Nowhere to be found. Apparently, something has gone wrong. We circle the water in broad loops for hours, hoping to pick up a signal from the tag, which conveys a high-frequency beep every second to a hydrophone the scientists are monitoring on the boat. If the animal is within thirty-seven miles of the tracking equipment, the researchers should be able to use the hydrophone to determine which direction the sound is coming from, and thereby keep track of the shark. But in this case, either the shark is an extremely fast swimmer or the equipment—a $650 acoustic tag with a depth sensor—has failed. We are practically, as Hueter explains, “looking for a needle in a haystack.”
“Active tracking has never been one of my favorite things to do,” he says, as the afternoon wears on and the sun continues to beat down on us. “Even when it works, it’s very tedious.” And, in this case, it’s not working.

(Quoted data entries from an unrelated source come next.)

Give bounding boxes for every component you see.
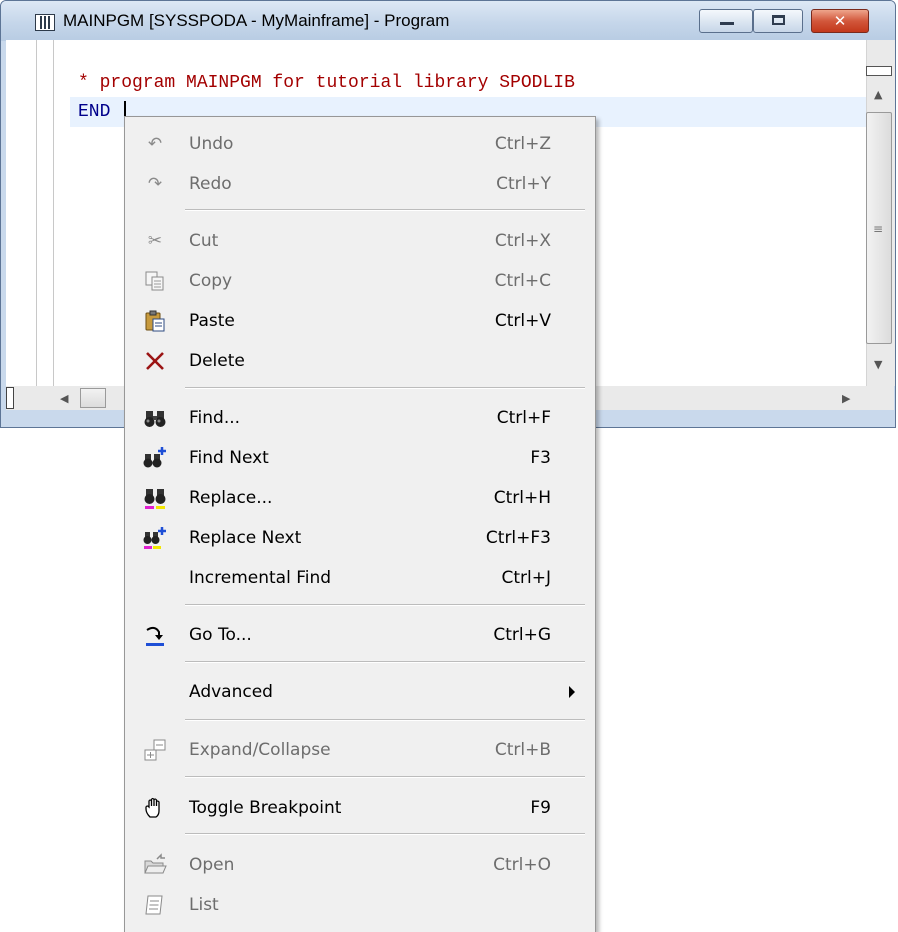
menu-shortcut: Ctrl+V: [494, 311, 551, 331]
menu-shortcut: Ctrl+Y: [496, 174, 551, 194]
menu-label: Replace Next: [189, 528, 302, 548]
menu-shortcut: Ctrl+O: [493, 855, 551, 875]
menu-separator: [185, 833, 585, 835]
menu-label: Expand/Collapse: [189, 740, 331, 760]
menu-shortcut: F9: [530, 798, 551, 818]
menu-label: Find...: [189, 408, 241, 428]
menu-shortcut: Ctrl+F: [496, 408, 551, 428]
menu-item-incremental-find[interactable]: Incremental Find Ctrl+J: [125, 560, 595, 596]
menu-item-delete[interactable]: Delete: [125, 343, 595, 379]
menu-separator: [185, 209, 585, 211]
menu-label: Paste: [189, 311, 235, 331]
menu-shortcut: Ctrl+H: [493, 488, 551, 508]
minimize-button[interactable]: [699, 9, 753, 33]
menu-shortcut: Ctrl+F3: [485, 528, 551, 548]
split-box[interactable]: [866, 66, 892, 76]
menu-shortcut: Ctrl+Z: [494, 134, 551, 154]
menu-item-undo[interactable]: ↶ Undo Ctrl+Z: [125, 126, 595, 162]
scissors-icon: ✂: [147, 231, 163, 251]
submenu-arrow-icon: [569, 686, 575, 698]
code-line-2[interactable]: END: [78, 102, 110, 122]
horizontal-split-box[interactable]: [6, 387, 14, 409]
menu-shortcut: Ctrl+J: [501, 568, 551, 588]
menu-item-advanced[interactable]: Advanced: [125, 674, 595, 710]
binoculars-icon: [143, 406, 167, 430]
menu-item-cut[interactable]: ✂ Cut Ctrl+X: [125, 223, 595, 259]
menu-item-expand-collapse[interactable]: Expand/Collapse Ctrl+B: [125, 732, 595, 768]
binoculars-plus-icon: [143, 446, 167, 470]
menu-item-replace-next[interactable]: Replace Next Ctrl+F3: [125, 520, 595, 556]
menu-separator: [185, 719, 585, 721]
menu-separator: [185, 661, 585, 663]
menu-item-toggle-breakpoint[interactable]: Toggle Breakpoint F9: [125, 790, 595, 826]
menu-item-go-to[interactable]: Go To... Ctrl+G: [125, 617, 595, 653]
menu-label: Delete: [189, 351, 245, 371]
code-line-1[interactable]: * program MAINPGM for tutorial library S…: [78, 73, 575, 93]
menu-label: List: [189, 895, 219, 915]
menu-separator: [185, 604, 585, 606]
expand-collapse-icon: [143, 738, 167, 762]
minimize-icon: [720, 22, 734, 25]
horizontal-scroll-thumb[interactable]: [80, 388, 106, 408]
fold-margin-divider: [53, 40, 54, 386]
goto-arrow-icon: [143, 623, 167, 647]
menu-shortcut: Ctrl+C: [494, 271, 551, 291]
scroll-grip-icon: ≡: [873, 222, 884, 236]
menu-label: Advanced: [189, 682, 273, 702]
menu-item-paste[interactable]: Paste Ctrl+V: [125, 303, 595, 339]
title-bar[interactable]: MAINPGM [SYSSPODA - MyMainframe] - Progr…: [1, 1, 895, 41]
menu-shortcut: Ctrl+B: [494, 740, 551, 760]
menu-label: Open: [189, 855, 235, 875]
list-icon: [143, 893, 167, 917]
scroll-right-icon[interactable]: ▶: [842, 392, 850, 405]
undo-icon: ↶: [147, 134, 163, 154]
menu-item-find[interactable]: Find... Ctrl+F: [125, 400, 595, 436]
menu-item-replace[interactable]: Replace... Ctrl+H: [125, 480, 595, 516]
menu-item-list[interactable]: List: [125, 887, 595, 923]
menu-label: Copy: [189, 271, 233, 291]
program-icon: [35, 14, 55, 31]
menu-shortcut: Ctrl+G: [493, 625, 551, 645]
window-title: MAINPGM [SYSSPODA - MyMainframe] - Progr…: [63, 11, 450, 30]
replace-next-icon: [143, 526, 167, 550]
menu-label: Go To...: [189, 625, 252, 645]
menu-label: Undo: [189, 134, 234, 154]
gutter-divider: [36, 40, 37, 386]
menu-label: Incremental Find: [189, 568, 332, 588]
context-menu: ↶ Undo Ctrl+Z ↷ Redo Ctrl+Y ✂ Cut Ctrl+X…: [124, 116, 596, 932]
menu-shortcut: Ctrl+X: [494, 231, 551, 251]
menu-shortcut: F3: [530, 448, 551, 468]
copy-icon: [143, 269, 167, 293]
menu-separator: [185, 387, 585, 389]
menu-label: Cut: [189, 231, 219, 251]
close-icon: ✕: [833, 12, 847, 30]
menu-item-redo[interactable]: ↷ Redo Ctrl+Y: [125, 166, 595, 202]
maximize-button[interactable]: [753, 9, 803, 33]
clipboard-icon: [143, 309, 167, 333]
scroll-up-icon[interactable]: ▲: [874, 88, 882, 101]
menu-item-find-next[interactable]: Find Next F3: [125, 440, 595, 476]
scrollbar-corner: [866, 386, 894, 410]
menu-separator: [185, 776, 585, 778]
menu-label: Replace...: [189, 488, 273, 508]
menu-item-copy[interactable]: Copy Ctrl+C: [125, 263, 595, 299]
menu-label: Redo: [189, 174, 232, 194]
menu-label: Find Next: [189, 448, 269, 468]
menu-item-open[interactable]: Open Ctrl+O: [125, 847, 595, 883]
menu-label: Toggle Breakpoint: [189, 798, 342, 818]
close-button[interactable]: ✕: [811, 9, 869, 33]
delete-x-icon: [143, 349, 167, 373]
redo-icon: ↷: [147, 174, 163, 194]
open-folder-icon: [143, 853, 167, 877]
scroll-down-icon[interactable]: ▼: [874, 358, 882, 371]
replace-binoculars-icon: [143, 486, 167, 510]
hand-icon: [143, 796, 167, 820]
maximize-icon: [772, 15, 785, 25]
scroll-left-icon[interactable]: ◀: [60, 392, 68, 405]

This is the fundamental problem with shark tracking: it’s costly, complicated, and unreliable, even though it’s essential to understanding these ocean predators. Rachel Graham of the Wildlife Conservation Society uses three different methods to monitor the whale sharks she tracks: photo identification (each whale shark has a unique spotted pattern), satellite tags, and acoustic tags. Back in 2000, Graham placed the first pop-up satellite archival tag on a whale shark. These instruments contain a miniature computer that measures pressure, light, and temperature. This combination of measurements gives scientists a precise sense of where the sharks are traveling, in terms of not
just latitude and longitude but also depth. Researchers like Graham program the tags for a set period of time, and when they pop off the animal, they transmit streaming bytes of data to an earth-orbiting satellite, providing a snapshot of what the shark was doing at a given point in time.
These tags can provide a treasure trove of information. Once Graham, diving with her husband, Dan, spotted an archival tag she needed to recover. “Get that tag!” she screamed. (They were underwater, but he got the point.) The tag offered up 206 days of information on what a whale shark had been doing—including diving to unprecedented depths of nearly five thousand feet.
And while Hueter and his colleagues have lost tags on many occasions, the ones that have stayed on have provided promising clues to where whale sharks travel when no one can see them. For years, scientists have suspected the animals give birth in remote areas of the ocean, because no one has spotted their young off the Atlantic coast. In 2007 his team attached a satellite tag to a twenty-five-foot-long female with a rotund belly they nicknamed Rio Lady. Over the following 150-day period, the whale shark traveled nearly five thousand miles from the Yucatán Peninsula through the Caribbean Sea to south of the equator between Brazil and Africa. The area where she ended up, north of Ascension Island and south of St. Peter and St. Paul Rocks, is remote but full of marine life, including sea turtles, billfish, and other sharks. Hueter believes he’s found one of the whale sharks’ elusive pupping grounds, though it will take more research to verify whether that’s true.
Whether it’s satellite and radio tagging or genetic sampling, shark tracking has produced several of the most significant advances in how we understand sharks’ movements and their evolution. It is how we have come to know that great white sharks off the coast of California hover much closer to us than we previously thought.